Comedy Masquerading as Academia
Steven Crowder, disguised as a fat studies scholar, gets paper accepted at prestigious university conference.
“The result of my mission was just this: I found that the men most in repute were all but the most foolish; and that some inferior men were really wiser and better.” —Apology by Plato
Socrates — the subject of Plato’s Apology — was famous for being wise and a good teacher. Socrates himself would have said the greatest part of his wisdom was the realization that he knew nothing. Wisdom has inherent humility, and humility is what makes the greatest teachers.
Pride — humility and wisdom’s opposite — is well dubbed the greatest of all sins. Pride causes people to be so self-focused that they lose track of reality. It is this navel gazing that is at the root of a lot of the cultural issues we are dealing with in America today.
A perfect example of the utter foolishness of pride is laid bare by conservative comedian Steven Crowder going incognito as “Sea Matheson"— a queer fat pride activist — and bluffing his way into a prestigious "Fat Studies” conference held by Massey University. To even get accepted, Crowder submitted an “academic” paper entitled “Embracing Fatness as Self-Care in the Era of Trump.” This paper was accepted and Crowder was invited to give a talk at the conference based on the theories espoused in his “paper.” The ruse was made even more believable because the conference was online due to COVID restrictions.
Crowder talked about fatness as a political and ideological way to separate from Trump supporters. He hit every woke talking point imaginable from masking to “My body, my choice.”
His talk was met with great aplomb. One of the other speakers at the conference even invited him to peer-review a paper.

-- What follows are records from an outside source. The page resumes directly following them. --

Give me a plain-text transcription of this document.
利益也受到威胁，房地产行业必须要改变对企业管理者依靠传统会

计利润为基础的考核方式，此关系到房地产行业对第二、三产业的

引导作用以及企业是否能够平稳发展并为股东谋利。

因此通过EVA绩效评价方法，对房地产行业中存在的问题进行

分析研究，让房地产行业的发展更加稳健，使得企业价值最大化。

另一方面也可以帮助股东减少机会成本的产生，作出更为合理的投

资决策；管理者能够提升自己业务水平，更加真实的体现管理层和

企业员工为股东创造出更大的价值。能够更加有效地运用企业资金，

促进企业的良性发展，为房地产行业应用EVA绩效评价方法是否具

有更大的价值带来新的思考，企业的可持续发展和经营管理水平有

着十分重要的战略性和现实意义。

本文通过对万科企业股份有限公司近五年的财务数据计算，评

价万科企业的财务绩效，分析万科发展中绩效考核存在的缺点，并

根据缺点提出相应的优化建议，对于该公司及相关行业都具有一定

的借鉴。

As much as this was the ultimate troll by a master, it is a staggering commentary on the higher education system as a whole. Academics, who are so enamored by their own self-declared eloquence, have taught a generation that self-care and self-identity are the only ways to true happiness. Ironically, academia is a lot like excess fat — you really have to work hard to get to the meat of good education. Some never get there. Higher education has become the trope outlined in Apology of important people who think they are very wise and yet know nothing.
In other words, they fell for the classic blunder.
Kudos to Crowder for reminding us once again that God uses the foolish things of the world to shame the “wise.”